Tante, troppe, le sciocchezze lette a proposito dei Bush.

La clamorosa accusa di somiglianza/imitazione mossa dalla stampa a Gavin Rossdale nei confronti del defunto Kurt Cobain, mi ha sempre trovato in disaccordo. Un attento ascoltatore e conoscitore del trio di Seattle capisce che gli inglesi Bush hanno attitudine e carattere completamente diversi dallo stile Nirvana. Il timbro vocale? Sai quanta gente ha timbri vocali simili, non è una novità. Una band inglese che in quel periodo decise di andare controcorrente rispetto al tipo di sound in voga (Madchester, Britpop).

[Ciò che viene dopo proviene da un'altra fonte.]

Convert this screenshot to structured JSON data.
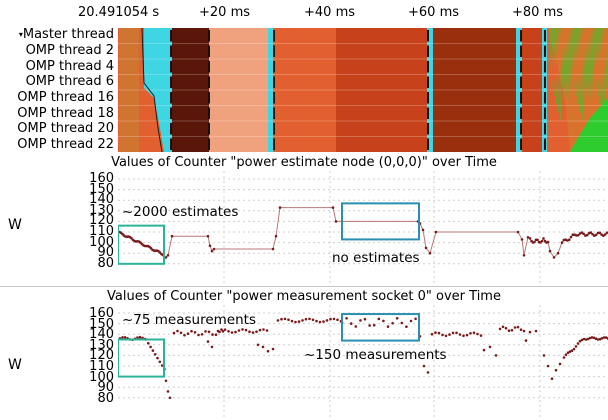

Ulteriori accuse furono mosse riguardo questo Razorblade Suitcase, prodotto da Steve Albini (facile intuire), che curiosamente affermò di non essersi mai impegnato tanto quanto nella realizzazione di questo progetto.

L'approccio è diverso rispetto all'esordio Sixteen Stone, qui infatti il tipico metodo del famoso artista americano mette in risalto i colpi inflitti alla batteria e quel garage sound che personalmente adoro.

Personal Holloway e la voce filtrata agonizzante introdotte da quello che sembra il ringhiare di un lupo danno il benvenuto e mettono le carte in tavola presentando travolgenti e sporchi riff.

Episodi leggermente più romantici, incentrati su problemi di coppia, o quasi nelle note Swallowed e Cold Contagious.

Incazzata, intermittente Insect Kin forse come mai fino ad allora.

Il Razorblade Suitcase è il bagaglio emozionale che il leader porta con se in giro per il mondo.

Rasoi, graffi che tramite semplici parole articolate in frasi ad effetto mostrano, sorrette dalla sempre presente linea di basso, l'abisso su cui è incentrato l'argomento.

Punto di forza del gruppo quello di aver sperimentato ed amplificato praticamente in ogni album successivo un cambiamento costante.

Un album figlio di quegli anni '90 exploitation di certa sofferenza repressa.